Heroku Optimisations - Unicorn, S3 and Cloudfront

As part of my continued learnings as a rails developer I had some free time during the week and looked into optimising heroku to make my rails apps far more efficient and effective. When i tested unicorn it showed itself to be a awesomely efficient application server giving you far more bang for your buck on heroku. Heres a quick guide of how I set up unicorn and some additional optimisations using s3 and cloudfront to serve my files that will now become my default set up to get the most out of my dynos.

Setting up Unicorn

Unicorn is a HTTP server available for rails and other ruby frameworks that increase concurrency and the performance of your apps without having to increase the number of dynos (for a better explanation on the fundamentals of concurrency see this excellent post). It does this by spawning extra processes to deal with incoming requests. It rocks, and showed itself to out perform the other popular ruby HTTP servers by a significant margin.

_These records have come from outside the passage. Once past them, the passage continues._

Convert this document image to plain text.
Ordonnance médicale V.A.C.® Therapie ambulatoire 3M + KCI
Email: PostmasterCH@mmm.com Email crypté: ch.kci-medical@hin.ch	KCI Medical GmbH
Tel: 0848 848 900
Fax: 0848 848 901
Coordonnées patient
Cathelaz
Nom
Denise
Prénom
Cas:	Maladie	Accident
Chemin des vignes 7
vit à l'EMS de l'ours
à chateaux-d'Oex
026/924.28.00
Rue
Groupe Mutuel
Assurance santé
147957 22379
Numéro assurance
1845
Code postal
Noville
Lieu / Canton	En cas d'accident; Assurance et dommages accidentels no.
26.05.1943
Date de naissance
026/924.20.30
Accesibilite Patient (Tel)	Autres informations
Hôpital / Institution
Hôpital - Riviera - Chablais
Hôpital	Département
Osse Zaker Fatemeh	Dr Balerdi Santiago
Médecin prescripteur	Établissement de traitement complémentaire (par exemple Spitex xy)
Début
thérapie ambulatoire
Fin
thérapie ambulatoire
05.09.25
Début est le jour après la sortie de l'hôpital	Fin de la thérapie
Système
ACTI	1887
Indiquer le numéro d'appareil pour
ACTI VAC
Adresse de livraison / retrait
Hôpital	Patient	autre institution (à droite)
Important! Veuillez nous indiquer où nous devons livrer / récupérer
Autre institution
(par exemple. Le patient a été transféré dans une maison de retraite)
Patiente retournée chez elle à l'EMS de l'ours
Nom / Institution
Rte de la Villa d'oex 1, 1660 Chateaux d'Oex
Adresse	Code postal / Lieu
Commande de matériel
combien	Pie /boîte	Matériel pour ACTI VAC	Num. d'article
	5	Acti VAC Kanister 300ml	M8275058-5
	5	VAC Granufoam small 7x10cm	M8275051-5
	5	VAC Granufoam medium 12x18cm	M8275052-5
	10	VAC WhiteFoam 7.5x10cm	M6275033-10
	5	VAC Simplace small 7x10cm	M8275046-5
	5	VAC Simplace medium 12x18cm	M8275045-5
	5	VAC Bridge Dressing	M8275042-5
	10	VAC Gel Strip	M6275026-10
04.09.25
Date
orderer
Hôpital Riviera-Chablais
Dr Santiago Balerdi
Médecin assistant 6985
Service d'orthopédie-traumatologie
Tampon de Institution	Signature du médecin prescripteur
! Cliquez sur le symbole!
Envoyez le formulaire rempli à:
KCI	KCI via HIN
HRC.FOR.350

1) Install the Unicorn gem into your gem file

Gemfile
1
2
3
...
gem 'unicorn'
...

2) replace the current web: line in your procfile with

Procfile
1
web: bundle exec unicorn_rails -p $PORT -c ./config/unicorn.rb

3) create a unicorn.rb file in the config directory with the following contents

config/unicorn.rb
1
2
3
4
5
6
7
8
9
10
11
12
13
14
15
16
17
18
19
20
21
22
23
24
25
26
27
28
29
30
31
32
33
34
35
36
37
38
39
40
41
42
43
44
45
46
47
48
49
50
51
# If you have a very small app you may be able to
# increase this, but in general 3 workers seems to
# work best

worker_processes 3

# Load your app into the master before forking
# workers for super-fast worker spawn times

preload_app true

# Immediately restart any workers that
# haven't responded within 30 seconds

timeout 30

before_fork do |server, worker|

  # Replace with MongoDB or whatever

  if defined?(ActiveRecord::Base)
    ActiveRecord::Base.connection.disconnect!
    Rails.logger.info('Disconnected from ActiveRecord')
  end

  # If you are using Redis but not Resque, change this

  if defined?(Resque)
    Resque.redis.quit
    Rails.logger.info('Disconnected from Redis')
  end

  sleep 1
end

after_fork do |server, worker|

  # Replace with MongoDB or whatever

  if defined?(ActiveRecord::Base)
    ActiveRecord::Base.establish_connection
    Rails.logger.info('Connected to ActiveRecord')
  end

  # If you are using Redis but not Resque, change this

  if defined?(Resque)
    Resque.redis = ENV['REDIS_URI']
    Rails.logger.info('Connected to Redis')
  end
end

4) finally set up logging so it use STDOUT in the application class of config/application.rb

config/application.rb
1
config.logger = Logger.new(STDOUT)

The additions of the config file and logger changes fix a few issues that can happen when workers are being spawned/terminated, when adding certain gems like new relic or redis and making sure we get logging information reported correctly.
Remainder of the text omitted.